Publicado en: 10/10/2011

Merkel y Sarkozy de acuerdo en recapitalizar bancos afectados por la crisis

Angela-Merkel-y-Nicolas-Sarkozy

La canciller alemana, Angela Merkel, con el presidente francés, Nicolas Sarkozy.

BERLÍN (AFP).- La canciller alemana, Angela Merkel, y el presidente francés, Nicolas Sarkozy, se comprometieron este domingo a “resolver los problemas” de Europa rápidamente y, en particular, a recapitalizar a los bancos que sufren por la crisis de la deuda.

Sarkozy anunció en Berlín, en una conferencia de prensa conjunta, “respuestas duraderas, globales y rápidas antes de final de mes” para que “Europa llegue al G20 unida y con los problemas resueltos”.

Francia preside en 2011 el grupo G20, formado por los países más ricos y los principales emergentes del mundo, que se reunirán los días 3 y 4 de noviembre en Cannes (sur de Francia).

El presidente estadounidense, Barack Obama, ha exigido un plan de acción a los europeos para esta fecha.

En momentos en que la crisis de la deuda, sobre todo griega, amenaza en transformarse en crisis bancaria, la canciller alemana aseguró que París y Berlín están “decididos a hacer lo que sea necesario para recapitalizar (los) bancos con el fin de garantizar la concesión de créditos a la economía”.

Esto antes de imponer un nuevo plan de socorro costoso a Grecia.

Sarkozy afirmó que el acuerdo entre los dos países al respecto es “completo”, después de que algunos medios de prensa señalaran divergencias.

“No hay economía próspera sin bancos estables y fiables”, declaró.

Merkel prometió que los bancos de ambos países, muy expuestos a la deuda griega, serán tratado “según los mismos criterios”.

Según el FMI, las necesidad de capital de los bancos europeos para soportar una fuerte desvalorización de sus títulos de deuda griega podrían alcanzar 200.000 millones de euros.

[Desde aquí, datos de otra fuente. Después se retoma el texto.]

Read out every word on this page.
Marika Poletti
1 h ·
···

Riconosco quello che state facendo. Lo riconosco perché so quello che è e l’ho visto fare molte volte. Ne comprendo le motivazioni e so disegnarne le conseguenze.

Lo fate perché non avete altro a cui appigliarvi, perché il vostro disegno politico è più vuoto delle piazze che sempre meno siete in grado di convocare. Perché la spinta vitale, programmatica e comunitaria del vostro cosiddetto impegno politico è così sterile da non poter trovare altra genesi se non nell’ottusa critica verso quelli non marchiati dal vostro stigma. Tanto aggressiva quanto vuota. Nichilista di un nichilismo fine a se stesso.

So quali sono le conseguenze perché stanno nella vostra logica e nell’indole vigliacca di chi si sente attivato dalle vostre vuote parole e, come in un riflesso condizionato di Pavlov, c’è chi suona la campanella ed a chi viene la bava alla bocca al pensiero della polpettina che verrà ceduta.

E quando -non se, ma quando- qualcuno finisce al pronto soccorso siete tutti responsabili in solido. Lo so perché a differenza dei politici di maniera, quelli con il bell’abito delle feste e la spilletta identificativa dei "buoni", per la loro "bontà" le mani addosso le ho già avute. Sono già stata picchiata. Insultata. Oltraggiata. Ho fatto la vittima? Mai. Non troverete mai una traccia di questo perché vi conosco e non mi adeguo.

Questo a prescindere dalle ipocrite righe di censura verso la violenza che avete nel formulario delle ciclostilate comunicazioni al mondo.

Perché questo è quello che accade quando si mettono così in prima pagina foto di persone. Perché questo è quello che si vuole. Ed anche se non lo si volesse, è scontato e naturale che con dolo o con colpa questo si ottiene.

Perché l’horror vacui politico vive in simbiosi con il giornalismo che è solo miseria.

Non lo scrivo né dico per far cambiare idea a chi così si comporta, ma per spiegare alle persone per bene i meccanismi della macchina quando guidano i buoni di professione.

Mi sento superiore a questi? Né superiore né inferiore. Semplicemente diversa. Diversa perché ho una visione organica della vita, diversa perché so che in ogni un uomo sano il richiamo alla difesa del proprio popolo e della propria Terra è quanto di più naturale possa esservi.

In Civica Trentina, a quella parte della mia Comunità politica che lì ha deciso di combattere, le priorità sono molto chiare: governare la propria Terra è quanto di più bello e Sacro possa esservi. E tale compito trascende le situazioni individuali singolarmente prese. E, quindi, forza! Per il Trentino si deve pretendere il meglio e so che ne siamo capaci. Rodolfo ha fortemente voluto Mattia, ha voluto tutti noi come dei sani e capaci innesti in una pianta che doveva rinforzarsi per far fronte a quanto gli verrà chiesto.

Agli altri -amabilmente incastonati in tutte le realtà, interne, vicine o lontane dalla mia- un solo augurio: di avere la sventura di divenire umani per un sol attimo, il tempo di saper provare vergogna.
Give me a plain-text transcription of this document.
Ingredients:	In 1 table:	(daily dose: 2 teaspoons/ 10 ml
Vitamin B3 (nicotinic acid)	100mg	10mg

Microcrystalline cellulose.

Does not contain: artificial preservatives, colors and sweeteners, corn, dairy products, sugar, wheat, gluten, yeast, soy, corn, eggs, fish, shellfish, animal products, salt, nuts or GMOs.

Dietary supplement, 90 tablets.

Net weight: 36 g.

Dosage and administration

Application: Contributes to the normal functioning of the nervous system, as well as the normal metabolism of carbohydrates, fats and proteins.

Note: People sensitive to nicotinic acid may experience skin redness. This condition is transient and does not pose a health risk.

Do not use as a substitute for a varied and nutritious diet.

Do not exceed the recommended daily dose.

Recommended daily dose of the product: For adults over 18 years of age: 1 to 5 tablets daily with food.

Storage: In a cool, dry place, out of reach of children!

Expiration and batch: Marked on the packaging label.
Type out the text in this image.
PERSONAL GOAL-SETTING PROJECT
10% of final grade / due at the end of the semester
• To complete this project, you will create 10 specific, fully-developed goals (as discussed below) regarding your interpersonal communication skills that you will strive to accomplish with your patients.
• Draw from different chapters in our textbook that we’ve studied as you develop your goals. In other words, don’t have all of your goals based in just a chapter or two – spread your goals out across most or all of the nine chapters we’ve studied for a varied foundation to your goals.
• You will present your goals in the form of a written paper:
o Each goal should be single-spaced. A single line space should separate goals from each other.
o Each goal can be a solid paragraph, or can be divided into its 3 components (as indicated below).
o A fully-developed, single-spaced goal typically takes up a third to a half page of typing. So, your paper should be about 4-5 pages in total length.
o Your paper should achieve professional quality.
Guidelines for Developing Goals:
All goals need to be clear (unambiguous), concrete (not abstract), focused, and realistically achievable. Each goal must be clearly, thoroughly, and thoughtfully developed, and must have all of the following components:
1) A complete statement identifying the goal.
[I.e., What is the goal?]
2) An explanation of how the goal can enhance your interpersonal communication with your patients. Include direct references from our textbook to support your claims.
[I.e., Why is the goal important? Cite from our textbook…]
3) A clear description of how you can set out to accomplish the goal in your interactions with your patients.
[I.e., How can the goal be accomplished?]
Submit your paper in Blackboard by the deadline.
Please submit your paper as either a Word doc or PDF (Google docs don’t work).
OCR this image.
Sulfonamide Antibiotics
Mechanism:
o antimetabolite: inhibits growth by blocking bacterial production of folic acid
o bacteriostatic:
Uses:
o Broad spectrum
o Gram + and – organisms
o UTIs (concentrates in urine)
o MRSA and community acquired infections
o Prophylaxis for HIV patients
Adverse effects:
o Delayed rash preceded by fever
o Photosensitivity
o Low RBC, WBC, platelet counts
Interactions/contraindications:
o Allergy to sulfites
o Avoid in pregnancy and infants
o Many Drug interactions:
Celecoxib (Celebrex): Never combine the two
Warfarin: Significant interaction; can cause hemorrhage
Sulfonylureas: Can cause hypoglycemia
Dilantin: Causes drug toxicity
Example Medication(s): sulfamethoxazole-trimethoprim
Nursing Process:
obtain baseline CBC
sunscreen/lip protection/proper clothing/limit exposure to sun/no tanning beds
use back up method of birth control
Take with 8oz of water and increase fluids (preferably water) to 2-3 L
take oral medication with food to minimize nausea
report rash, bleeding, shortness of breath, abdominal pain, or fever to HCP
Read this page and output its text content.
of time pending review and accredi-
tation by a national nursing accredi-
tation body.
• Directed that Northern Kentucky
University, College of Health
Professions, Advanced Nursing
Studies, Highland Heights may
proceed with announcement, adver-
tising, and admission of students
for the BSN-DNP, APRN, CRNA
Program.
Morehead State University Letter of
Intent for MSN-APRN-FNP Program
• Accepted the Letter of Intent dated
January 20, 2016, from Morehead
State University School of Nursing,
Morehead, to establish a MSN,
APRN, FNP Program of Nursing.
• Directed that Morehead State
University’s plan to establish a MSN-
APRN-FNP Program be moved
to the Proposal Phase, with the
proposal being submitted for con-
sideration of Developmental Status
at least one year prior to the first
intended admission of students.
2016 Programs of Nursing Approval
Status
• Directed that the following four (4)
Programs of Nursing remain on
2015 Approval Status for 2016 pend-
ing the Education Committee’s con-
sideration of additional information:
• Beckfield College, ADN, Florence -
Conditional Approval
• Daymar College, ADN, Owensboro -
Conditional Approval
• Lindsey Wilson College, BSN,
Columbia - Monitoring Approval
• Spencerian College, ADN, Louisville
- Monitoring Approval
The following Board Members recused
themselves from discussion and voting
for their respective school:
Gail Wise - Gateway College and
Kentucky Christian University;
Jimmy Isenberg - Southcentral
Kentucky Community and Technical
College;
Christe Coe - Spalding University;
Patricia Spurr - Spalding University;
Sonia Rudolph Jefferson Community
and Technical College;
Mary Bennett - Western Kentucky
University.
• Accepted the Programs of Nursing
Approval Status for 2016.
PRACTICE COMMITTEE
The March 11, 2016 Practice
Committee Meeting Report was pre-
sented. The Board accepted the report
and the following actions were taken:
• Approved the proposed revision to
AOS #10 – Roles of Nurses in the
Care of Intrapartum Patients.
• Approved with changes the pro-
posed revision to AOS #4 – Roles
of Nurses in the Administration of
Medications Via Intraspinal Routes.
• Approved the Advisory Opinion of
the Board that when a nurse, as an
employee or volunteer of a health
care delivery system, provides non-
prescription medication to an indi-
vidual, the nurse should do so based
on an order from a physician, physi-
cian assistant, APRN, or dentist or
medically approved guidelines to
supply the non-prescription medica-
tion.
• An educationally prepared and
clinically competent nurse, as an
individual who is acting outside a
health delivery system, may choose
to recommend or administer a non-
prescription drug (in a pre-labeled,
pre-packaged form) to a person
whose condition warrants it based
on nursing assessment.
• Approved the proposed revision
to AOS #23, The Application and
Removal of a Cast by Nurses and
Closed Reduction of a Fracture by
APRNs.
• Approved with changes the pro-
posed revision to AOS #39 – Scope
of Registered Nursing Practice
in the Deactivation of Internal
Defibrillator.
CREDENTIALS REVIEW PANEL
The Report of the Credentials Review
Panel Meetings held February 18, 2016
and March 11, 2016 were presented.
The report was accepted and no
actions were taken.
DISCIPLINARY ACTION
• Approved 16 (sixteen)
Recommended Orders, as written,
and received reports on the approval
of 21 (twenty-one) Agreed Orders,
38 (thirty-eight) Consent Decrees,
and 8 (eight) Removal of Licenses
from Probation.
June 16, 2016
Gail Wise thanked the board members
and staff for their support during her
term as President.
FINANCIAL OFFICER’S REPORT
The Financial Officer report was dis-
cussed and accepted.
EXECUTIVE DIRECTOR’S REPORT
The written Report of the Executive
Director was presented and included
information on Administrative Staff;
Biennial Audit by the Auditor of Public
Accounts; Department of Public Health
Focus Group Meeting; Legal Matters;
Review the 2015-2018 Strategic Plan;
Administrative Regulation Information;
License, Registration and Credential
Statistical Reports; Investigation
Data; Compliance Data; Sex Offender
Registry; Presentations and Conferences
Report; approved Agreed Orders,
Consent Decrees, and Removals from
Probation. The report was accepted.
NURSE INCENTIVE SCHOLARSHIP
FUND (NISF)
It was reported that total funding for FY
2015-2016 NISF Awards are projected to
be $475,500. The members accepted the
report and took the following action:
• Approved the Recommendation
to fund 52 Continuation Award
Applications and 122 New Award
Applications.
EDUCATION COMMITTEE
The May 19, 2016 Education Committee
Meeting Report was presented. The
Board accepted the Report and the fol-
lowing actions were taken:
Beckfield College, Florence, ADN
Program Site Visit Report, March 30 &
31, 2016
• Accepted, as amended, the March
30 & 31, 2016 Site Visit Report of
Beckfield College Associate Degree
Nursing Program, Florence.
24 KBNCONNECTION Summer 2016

Los dos dirigentes, que insistieron en su unidad de puntos de vista sobre los diferentes aspectos de la crisis financiera, evitaron el domingo todo anuncio concreto.

Sarkozy y Merkel propusieron “modificaciones importantes” a los tratados europeos que vayan en el sentido de una mayor “integración de la eurozona”, sin dar más detalles.

Angela Merkel precisó que “el objetivo es tener una cooperación más estrecha y vinculante entre los países de la eurozona” para evitar desbordes presupuestarios.

Con respecto al Fondo de Emergencia de la Eurozona, FEEF, que debe ayudar a los países endeudados, el presidente francés indicó que París y Berlín han “identificado las proposiciones técnicas para reforzar su eficacia”.

Merkel se “felicitó” de que el refuerzo del FEEF, decidido el 21 de julio pasado, sea “muy pronto reconocido por todos los Estados miembros”, pese a que la ratificación tropieza con la reticencia de Eslovaquia.

El fondo “debe tener los medios de actuar”, dijo, abriendo la vía a una nueva reforma técnica de este instrumento.

Según la prensa, Francia desea dotar al fondo de una licencia bancaria para que pueda apoyarse en el Banco Central Europeo, lo que multiplicaría su capacidad financiera mediante el endeudamiento.

Sobre Grecia, que es el epicentro de la crisis de la deuda, la canciller dijo que desea “una solución duradera que asegure el mantenimiento (del país) en la zona euro”. Pero ninguno de los dos dijeron una palabra sobre la devaluación de se impondrá finalmente a los tenedores de títulos de la deuda del país, más allá del previsto 21% decidido en julio.

Cada uno ha subrayado que no se trata de “entrar en los detalles” e invitaron para ello a esperar hasta la cumbre del G20.

Falta saber si este entendimiento bastará para tranquilizar a los histéricos mercados, en un contexto que la crisis de la deuda ya ha causado la primera víctima: el banco francobelga Dexia.

Los gobiernos francés, belga y luxemburgués lograron el domingo un acuerdo sobre su desmantelamiento, que todavía tenía que recibir la luz verde del consejo de administración de la entidad.